Depuis son indépendance, obtenue des mains de la Grande-Bretagne en 1961, le Kenya n’a connu que deux présidents: Jomo Kenyatta jusqu’à sa mort, en 1978, et Daniel Arap Moi ensuite. Leur parti, la KANU (Kenya African National Union), est en effet passé maître dans l’art d’éliminer ses contradicteurs. Assassinats, disparitions, emprisonnements et tortures sont le lot de ceux qui élèvent la voix contre la politique du Président Moi. En 1992, sous la pression des Kenyans et de la communauté internationale, celui-ci a accepté d’instaurer un multipartisme et des élections ont été organisées la même année. La campagne qui les a précédées a été émaillée de nombreuses violences, les partisans de la KANU attaquant les groupes ethniques soupçonnés de soutenir l’opposition. Grâce à ces intimidations et à une manipulation des résultats, le parti du président a pu se maintenir au pouvoir, mais les exactions n’ont plus cessé depuis lors. Elles sont apparues aux yeux du monde en août dernier, lorsque des combats ont éclaté dans la région côtière, une zone fréquentée par de nombreux touristes. On a dénombré septante morts, des centaines de blessés et des dizaines de milliers de déplacés. « Cette vague de violence a été instiguée par le pouvoir, déclare Edaly Gassama, spécialiste du Kenya au sein d’Amnesty International. La province de la Côte, aux alentours de Mombasa, est considérée comme favorable aux partis d’opposition. Or, la législation kenyane stipule qu’un citoyen ne peut voter que dans la circonscription où il réside. En déclenchant les troubles quatre mois avant les élections de décembre 1997, la KANU a éloigné de leur région un grand nombre de personnes qui ne sont pas revenues pour voter ».

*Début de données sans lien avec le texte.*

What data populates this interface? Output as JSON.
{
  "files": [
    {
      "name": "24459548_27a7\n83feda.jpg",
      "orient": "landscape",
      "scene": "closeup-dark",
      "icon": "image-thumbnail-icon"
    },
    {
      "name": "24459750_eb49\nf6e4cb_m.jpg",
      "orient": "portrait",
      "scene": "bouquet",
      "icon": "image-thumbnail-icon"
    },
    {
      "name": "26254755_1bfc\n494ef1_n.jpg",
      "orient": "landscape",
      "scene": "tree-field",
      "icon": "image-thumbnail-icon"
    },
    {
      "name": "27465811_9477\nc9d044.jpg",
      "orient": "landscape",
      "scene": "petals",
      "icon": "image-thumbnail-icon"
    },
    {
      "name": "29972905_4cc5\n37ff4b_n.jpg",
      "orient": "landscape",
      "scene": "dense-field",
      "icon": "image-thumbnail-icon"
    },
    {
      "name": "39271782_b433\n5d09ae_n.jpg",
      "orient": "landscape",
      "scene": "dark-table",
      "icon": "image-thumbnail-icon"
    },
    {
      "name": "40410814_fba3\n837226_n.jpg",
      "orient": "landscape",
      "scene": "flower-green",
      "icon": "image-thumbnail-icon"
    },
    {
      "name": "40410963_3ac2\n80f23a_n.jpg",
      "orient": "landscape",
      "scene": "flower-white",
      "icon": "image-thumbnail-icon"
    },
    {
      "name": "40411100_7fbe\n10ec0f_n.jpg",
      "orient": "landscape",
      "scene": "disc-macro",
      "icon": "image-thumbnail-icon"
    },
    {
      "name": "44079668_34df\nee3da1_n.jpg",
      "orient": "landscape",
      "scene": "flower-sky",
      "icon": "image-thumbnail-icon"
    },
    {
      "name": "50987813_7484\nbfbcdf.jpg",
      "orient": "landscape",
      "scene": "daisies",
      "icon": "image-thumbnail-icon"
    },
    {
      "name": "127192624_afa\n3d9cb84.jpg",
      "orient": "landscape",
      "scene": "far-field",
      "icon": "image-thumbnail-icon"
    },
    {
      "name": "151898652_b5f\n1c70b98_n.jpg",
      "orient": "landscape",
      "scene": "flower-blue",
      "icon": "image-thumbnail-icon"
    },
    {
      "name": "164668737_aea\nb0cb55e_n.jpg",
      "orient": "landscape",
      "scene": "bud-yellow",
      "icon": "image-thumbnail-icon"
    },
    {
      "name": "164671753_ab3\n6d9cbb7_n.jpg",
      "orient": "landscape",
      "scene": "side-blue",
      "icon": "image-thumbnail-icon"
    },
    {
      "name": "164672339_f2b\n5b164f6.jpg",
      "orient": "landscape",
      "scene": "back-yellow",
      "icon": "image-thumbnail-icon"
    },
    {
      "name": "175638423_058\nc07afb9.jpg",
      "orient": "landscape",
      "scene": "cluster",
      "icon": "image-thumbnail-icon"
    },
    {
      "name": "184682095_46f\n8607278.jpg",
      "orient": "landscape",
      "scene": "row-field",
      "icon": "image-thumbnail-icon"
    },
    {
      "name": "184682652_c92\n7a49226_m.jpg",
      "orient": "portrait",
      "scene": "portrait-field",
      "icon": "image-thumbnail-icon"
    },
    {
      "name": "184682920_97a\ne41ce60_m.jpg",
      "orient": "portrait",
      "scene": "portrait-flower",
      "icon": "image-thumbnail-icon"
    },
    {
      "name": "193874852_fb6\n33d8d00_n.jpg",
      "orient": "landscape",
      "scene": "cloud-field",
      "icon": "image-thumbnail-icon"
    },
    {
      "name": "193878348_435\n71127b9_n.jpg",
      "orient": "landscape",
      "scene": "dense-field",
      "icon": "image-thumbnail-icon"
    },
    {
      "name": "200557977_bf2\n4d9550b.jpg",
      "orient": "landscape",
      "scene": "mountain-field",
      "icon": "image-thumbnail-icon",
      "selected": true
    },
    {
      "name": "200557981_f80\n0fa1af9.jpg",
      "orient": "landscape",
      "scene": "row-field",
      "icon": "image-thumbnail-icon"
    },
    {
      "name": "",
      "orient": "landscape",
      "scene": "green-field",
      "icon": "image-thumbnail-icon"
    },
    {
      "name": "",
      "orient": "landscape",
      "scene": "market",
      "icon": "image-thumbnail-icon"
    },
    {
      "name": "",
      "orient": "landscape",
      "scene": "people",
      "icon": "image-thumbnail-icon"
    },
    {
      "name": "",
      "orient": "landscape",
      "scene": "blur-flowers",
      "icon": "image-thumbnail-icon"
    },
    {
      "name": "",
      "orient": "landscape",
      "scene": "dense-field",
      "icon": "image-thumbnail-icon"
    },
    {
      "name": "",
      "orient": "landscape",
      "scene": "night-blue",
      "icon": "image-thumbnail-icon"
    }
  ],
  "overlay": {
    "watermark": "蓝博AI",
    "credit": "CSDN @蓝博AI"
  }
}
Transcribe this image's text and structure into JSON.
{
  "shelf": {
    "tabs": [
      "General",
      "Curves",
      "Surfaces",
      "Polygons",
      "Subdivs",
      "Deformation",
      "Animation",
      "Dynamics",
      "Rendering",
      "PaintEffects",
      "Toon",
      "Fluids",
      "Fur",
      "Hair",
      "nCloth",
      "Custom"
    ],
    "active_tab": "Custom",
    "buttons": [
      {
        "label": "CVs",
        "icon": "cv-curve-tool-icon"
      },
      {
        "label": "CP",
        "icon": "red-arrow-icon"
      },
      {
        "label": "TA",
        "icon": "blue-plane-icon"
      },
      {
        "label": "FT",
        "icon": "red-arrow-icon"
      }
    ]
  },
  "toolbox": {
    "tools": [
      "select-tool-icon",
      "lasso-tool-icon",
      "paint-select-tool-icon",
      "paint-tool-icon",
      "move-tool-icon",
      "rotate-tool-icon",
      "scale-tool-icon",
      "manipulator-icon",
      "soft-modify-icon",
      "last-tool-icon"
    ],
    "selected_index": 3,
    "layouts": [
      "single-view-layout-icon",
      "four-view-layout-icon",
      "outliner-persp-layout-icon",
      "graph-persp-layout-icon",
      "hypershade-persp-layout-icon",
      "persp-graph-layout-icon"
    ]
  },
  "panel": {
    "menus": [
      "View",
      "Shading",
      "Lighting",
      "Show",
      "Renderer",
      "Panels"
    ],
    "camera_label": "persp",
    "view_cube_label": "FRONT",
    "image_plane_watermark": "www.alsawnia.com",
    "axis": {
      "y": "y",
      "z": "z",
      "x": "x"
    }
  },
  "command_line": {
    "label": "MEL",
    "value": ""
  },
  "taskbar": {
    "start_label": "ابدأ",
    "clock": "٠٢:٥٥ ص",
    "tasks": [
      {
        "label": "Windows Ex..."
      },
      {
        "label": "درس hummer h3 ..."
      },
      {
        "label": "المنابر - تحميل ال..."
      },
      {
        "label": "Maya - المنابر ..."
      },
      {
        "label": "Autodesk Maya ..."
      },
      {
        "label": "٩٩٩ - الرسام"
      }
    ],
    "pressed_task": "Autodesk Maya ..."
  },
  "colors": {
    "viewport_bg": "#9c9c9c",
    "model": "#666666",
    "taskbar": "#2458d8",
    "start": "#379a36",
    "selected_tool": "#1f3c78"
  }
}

Bien que les observateurs locaux et internationaux s’accordent à reconnaître que les élections de fin 1997 n’ont été ni libres ni impartiales, le résultat du scrutin - à savoir la réélection du gouvernement de Moi - a été accepté par l’ensemble des nations. « Les banques internationales favorisent le statu quo et la paix afin que les multinationales puissent continuer à piller les ressources naturelles du pays, affirme Muthoni Kamau, présidente de « Release Political Prisoners », une organisation kenyane de défense des droits de l’homme. Les élections sont truquées. Profitant de ce qu’un grand nombre de personnes sont illettrées, les délégués du Gouvernement leur montrent sur le bulletin la case correspondant à la KANU et leur disent de la cocher s’ils veulent que ce parti quitte le pouvoir... ce qui produit bien sûr l’effet inverse ».
Guerre ethnique
Au Kenya comme dans plusieurs autres pays d’Afrique, le monde politique est divisé selon les groupes ethniques. Les Kalenjins (11% de la population) sont perçus comme des partisans de la KANU tandis que les Kikuyus (21% des Kenyans) supportent plutôt l’opposition. Depuis janvier de cette année, il y a un air de vengeance post-électorale avec la résurgence des conflits ethniques dans la Vallée du Rift, à l’Ouest du pays. Des massacres ont provoqué une centaine de morts, en majorité des Kikuyus vivant dans des circonscriptions qui ont élu des députés de l’opposition. Des milliers de personnes ont fui leurs maisons pour se réfugier dans les grandes villes ou les enceintes d’églises. Les responsables de ces violences semblent être essentiellement des Kamatusas (une large coalition de Kalenjins, de Masais, de Turkanas et de Samburus) armés de fusils d’assaut AK47 - très faciles à trouver le long de la frontière avec le Soudan -, d’arcs et de flèches ainsi que de couteaux. Des attaques de représailles de la part de Kikuyus ont ensuite eu lieu, plongeant la Vallée du Rift dans un climat de guerre ethnique qui persiste jusqu’à ce jour. Ces événements ont suscité peu de réactions de la part des autorités, qui ont qualifié les attaques de simples rafles de bétail, malgré le fait que des écoles et des bars aient été pris pour cibles. Les troubles ont pris un caractère encore plus politique lorsque des députés de la majorité ont déclaré que des violences allaient éclater (sic !) si le dirigeant du principal parti d’opposition persistait à contester l’équité des élections présidentielles. Un député de l’opposition a, quant à lui, invité les Kikuyus à prendre les armes.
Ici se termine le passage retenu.